In certain cases, the doctor will carry out additional tests. If he suspects that the Borrelia have caused an inflammation of the brain vessels (cerebral vasculitis), he will arrange for a magnetic resonance imaging (MRI, magnetic resonance imaging) to be carried out.

Neuroborreliosis: Therapy

Neuroborreliosis (like normal borreliosis) is treated with antibiotics. The following antibiotics are available:

  • Doxycycline (as a tablet)
  • Ceftriaxone (as an infusion)
  • Cefotaxime (as an infusion)
  • Penicillin G (as an infusion)

Which antibiotic the doctor chooses for neuroborreliosis therapy in each individual case depends on individual patient aspects. Among other things, how old the patient is, whether they are known to be allergic to one of the antibiotics, or whether they are pregnant, all play a role. For example, pregnant women and children under nine years of age should not be treated with doxycycline.

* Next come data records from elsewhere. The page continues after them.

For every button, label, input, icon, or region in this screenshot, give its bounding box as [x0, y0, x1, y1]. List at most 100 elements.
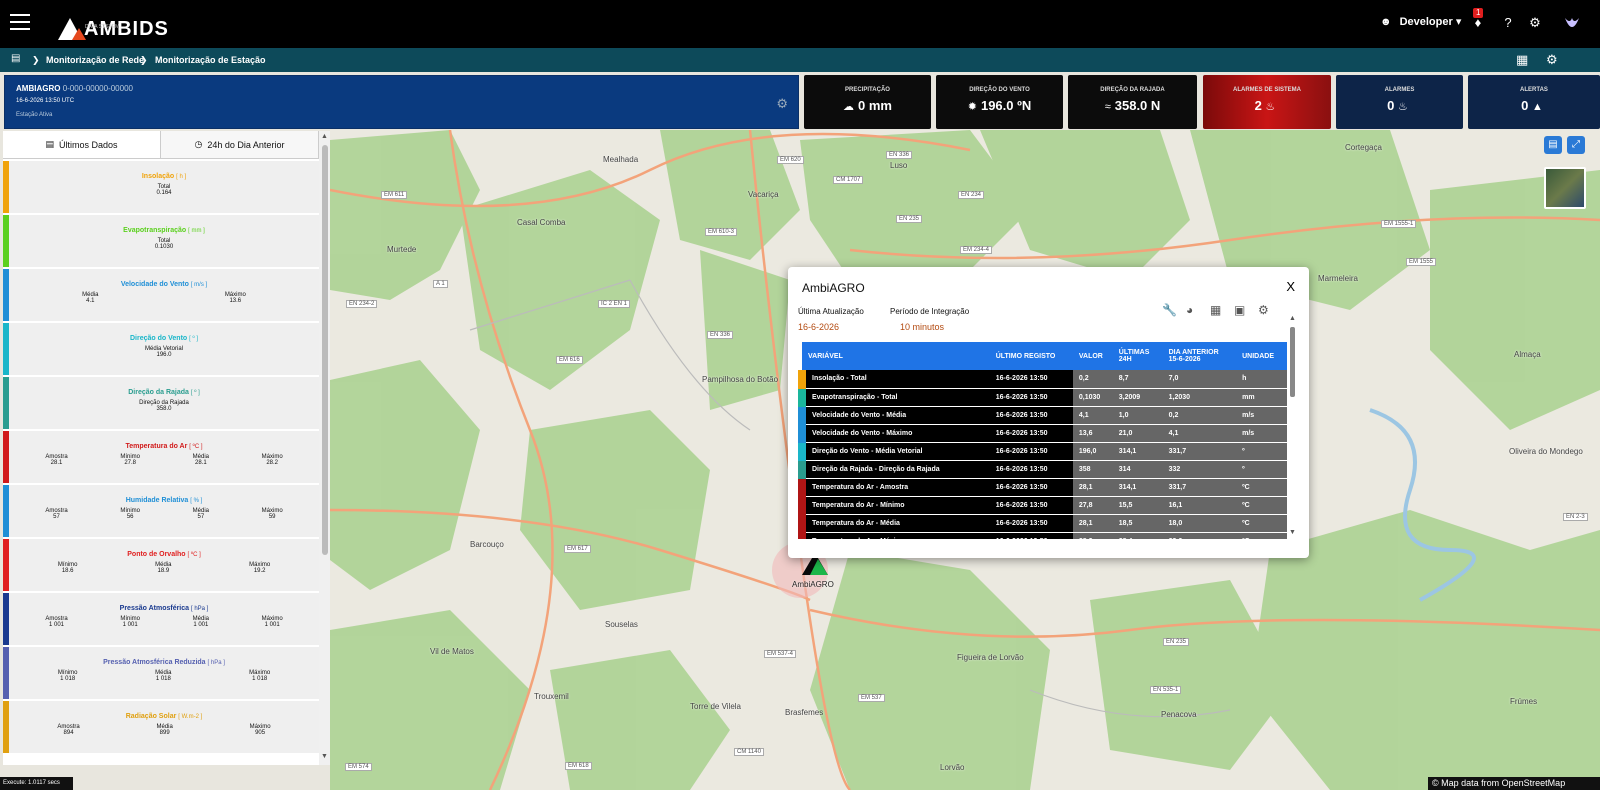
- breadcrumb-station[interactable]: Monitorização de Estação: [155, 55, 266, 65]
- map-road-label: EM 620: [777, 156, 804, 164]
- top-bar: AMBIDS DATA SYSTEM ☻ Developer ▾ ♦ 1 ? ⚙: [0, 0, 1600, 48]
- variable-unit: [ ºC ]: [187, 552, 201, 558]
- card-precipitation[interactable]: PRECIPITAÇÃO ☁ 0 mm: [804, 75, 931, 129]
- wrench-icon[interactable]: 🔧: [1162, 303, 1177, 317]
- popup-scrollbar[interactable]: ▲ ▼: [1289, 315, 1297, 537]
- variable-unit: [ mm ]: [188, 228, 205, 234]
- table-cell: 3,2009: [1112, 388, 1163, 407]
- map-place-label: Cortegaça: [1345, 143, 1382, 152]
- variable-name: Direção do Vento: [130, 335, 188, 342]
- column-header[interactable]: ÚLTIMAS 24H: [1112, 342, 1163, 370]
- variable-card[interactable]: Direção do Vento [ º ] Média Vetorial 196.…: [3, 323, 319, 375]
- card-system-alarms[interactable]: ALARMES DE SISTEMA 2 ♨: [1203, 75, 1331, 129]
- map-place-label: Marmeleira: [1318, 274, 1359, 283]
- map-road-label: EN 235: [896, 215, 923, 223]
- variable-card[interactable]: Temperatura do Ar [ ºC ] Amostra 28.1 Mínim…: [3, 431, 319, 483]
- table-row[interactable]: Insolação - Total 16-6-2026 13:50 0,2 8,7 7,…: [798, 370, 1287, 389]
- table-cell: 7,0: [1162, 370, 1237, 389]
- table-row[interactable]: Direção do Vento - Média Vetorial 16-6-20…: [798, 442, 1287, 461]
- hamburger-menu-icon[interactable]: [10, 14, 30, 30]
- variable-unit: [ º ]: [190, 390, 200, 396]
- map-attribution[interactable]: © Map data from OpenStreetMap: [1428, 777, 1600, 790]
- variable-card[interactable]: Direção da Rajada [ º ] Direção da Rajada…: [3, 377, 319, 429]
- panel-scrollbar[interactable]: ▲ ▼: [319, 131, 330, 765]
- card-title: PRECIPITAÇÃO: [845, 87, 890, 93]
- notification-badge: 1: [1473, 8, 1484, 18]
- card-gust-direction[interactable]: DIREÇÃO DA RAJADA ≈358.0 N: [1068, 75, 1197, 129]
- last-update-value: 16-6-2026: [798, 322, 840, 332]
- map-road-label: CM 1707: [833, 176, 864, 184]
- station-marker[interactable]: AmbiAGRO: [792, 553, 834, 593]
- close-button[interactable]: X: [1286, 279, 1295, 294]
- list-icon[interactable]: ▤: [11, 53, 20, 64]
- grid-icon[interactable]: ▦: [1516, 52, 1528, 68]
- variable-card[interactable]: Ponto de Orvalho [ ºC ] Mínimo 18.6 Média 18…: [3, 539, 319, 591]
- variable-name: Evapotranspiração: [123, 227, 187, 234]
- table-row[interactable]: Velocidade do Vento - Média 16-6-2026 13:…: [798, 406, 1287, 425]
- variable-card[interactable]: Insolação [ h ] Total 0.164: [3, 161, 319, 213]
- map-road-label: EM 618: [565, 762, 592, 770]
- column-header[interactable]: VALOR: [1072, 342, 1113, 370]
- table-row[interactable]: Temperatura do Ar - Amostra 16-6-2026 13:…: [798, 478, 1287, 497]
- map-road-label: EM 611: [381, 191, 408, 199]
- table-row[interactable]: Temperatura do Ar - Máximo16-6-2026 13:5…: [798, 532, 1287, 539]
- table-icon[interactable]: ▦: [1210, 303, 1221, 317]
- settings-icon[interactable]: ⚙: [1546, 52, 1558, 68]
- table-cell: 1,2030: [1162, 388, 1237, 407]
- variable-card[interactable]: Velocidade do Vento [ m/s ] Média 4.1 Máxim…: [3, 269, 319, 321]
- variable-unit: [ % ]: [190, 498, 203, 504]
- tab-latest-data[interactable]: ▤ Últimos Dados: [3, 131, 161, 158]
- table-row[interactable]: Direção da Rajada - Direção da Rajada 16-…: [798, 460, 1287, 479]
- variable-stat: Amostra 894: [57, 724, 79, 736]
- table-cell: ºC: [1236, 532, 1287, 539]
- table-cell: h: [1236, 370, 1287, 389]
- stat-value: 1 018: [155, 676, 171, 682]
- variable-card[interactable]: Humidade Relativa [ % ] Amostra 57 Mínimo 56…: [3, 485, 319, 537]
- fullscreen-button[interactable]: ⤢: [1567, 136, 1585, 154]
- variable-card[interactable]: Pressão Atmosférica [ hPa ] Amostra 1 001 M…: [3, 593, 319, 645]
- camera-icon[interactable]: ▣: [1234, 303, 1245, 317]
- column-header[interactable]: ÚLTIMO REGISTO: [989, 342, 1073, 370]
- variable-title: Velocidade do Vento [ m/s ]: [9, 269, 319, 288]
- stat-value: 1 001: [264, 622, 280, 628]
- variable-unit: [ h ]: [176, 174, 187, 180]
- card-alarms[interactable]: ALARMES 0 ♨: [1336, 75, 1463, 129]
- column-header[interactable]: UNIDADE: [1236, 342, 1287, 370]
- dashboard-icon[interactable]: ◕: [1186, 303, 1193, 317]
- column-header[interactable]: VARIÁVEL: [802, 342, 990, 370]
- gear-icon[interactable]: ⚙: [1527, 15, 1543, 31]
- variable-unit: [ W.m-2 ]: [178, 714, 203, 720]
- column-header[interactable]: DIA ANTERIOR 15-6-2026: [1162, 342, 1237, 370]
- variable-card[interactable]: Evapotranspiração [ mm ] Total 0.1030: [3, 215, 319, 267]
- table-row[interactable]: Temperatura do Ar - Média 16-6-2026 13:50…: [798, 514, 1287, 533]
- user-menu[interactable]: ☻ Developer ▾: [1380, 15, 1461, 29]
- variable-stat: Total 0.1030: [155, 238, 173, 250]
- variable-name: Pressão Atmosférica: [119, 605, 190, 612]
- station-settings-icon[interactable]: ⚙: [776, 96, 788, 112]
- stat-value: 18.6: [61, 568, 74, 574]
- variable-name: Velocidade do Vento: [120, 281, 189, 288]
- help-icon[interactable]: ?: [1500, 15, 1516, 31]
- card-wind-direction[interactable]: DIREÇÃO DO VENTO ✹ 196.0 ºN: [936, 75, 1063, 129]
- table-cell: 314,1: [1112, 442, 1163, 461]
- variable-title: Insolação [ h ]: [9, 161, 319, 180]
- variable-stat: Média 4.1: [82, 292, 98, 304]
- table-cell: ºC: [1236, 514, 1287, 533]
- map-layers-button[interactable]: ▤: [1544, 136, 1562, 154]
- bell-icon: ♨: [1397, 101, 1408, 113]
- breadcrumb-network[interactable]: Monitorização de Rede: [46, 55, 144, 65]
- card-title: ALARMES DE SISTEMA: [1232, 87, 1301, 93]
- table-row[interactable]: Temperatura do Ar - Mínimo 16-6-2026 13:5…: [798, 496, 1287, 515]
- variable-card[interactable]: Pressão Atmosférica Reduzida [ hPa ] Míni…: [3, 647, 319, 699]
- table-row[interactable]: Velocidade do Vento - Máximo 16-6-2026 13…: [798, 424, 1287, 443]
- card-alerts[interactable]: ALERTAS 0 ▲: [1468, 75, 1600, 129]
- variable-card[interactable]: Radiação Solar [ W.m-2 ] Amostra 894 Média 8…: [3, 701, 319, 753]
- gear-icon[interactable]: ⚙: [1258, 303, 1269, 317]
- tab-previous-day[interactable]: ◷ 24h do Dia Anterior: [161, 131, 319, 158]
- table-row[interactable]: Evapotranspiração - Total 16-6-2026 13:50…: [798, 388, 1287, 407]
- avatar[interactable]: [1562, 14, 1582, 34]
- variable-title: Evapotranspiração [ mm ]: [9, 215, 319, 234]
- map-road-label: IC 2 EN 1: [598, 300, 631, 308]
- satellite-layer-thumbnail[interactable]: [1544, 167, 1586, 209]
- tab-label: 24h do Dia Anterior: [207, 139, 285, 150]
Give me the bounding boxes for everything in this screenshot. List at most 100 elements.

The duration of antibiotic therapy depends on whether you have early or late neuroborreliosis: In the case of early neuroborreliosis, the antibiotics are usually given for 14 days, in later neuroborreliosis usually for 14 to 21 days.

Experts advise against even longer antibiotic therapy for two reasons: On the one hand, there is no evidence that longer antibiotic therapy is more effective than the recommended two-week (early neuroborreliosis) or two to three-week (late neuroborreliosis) therapy. On the other hand, long-term antibiotic therapy can have serious side effects.

In patients who still have debilitating symptoms six months after antibiotic therapy, doctors re-examine a sample of the cerebrospinal fluid. If the white blood cell count is still high and there is no other explanation than neuroborreliosis, repeat antibiotic therapy.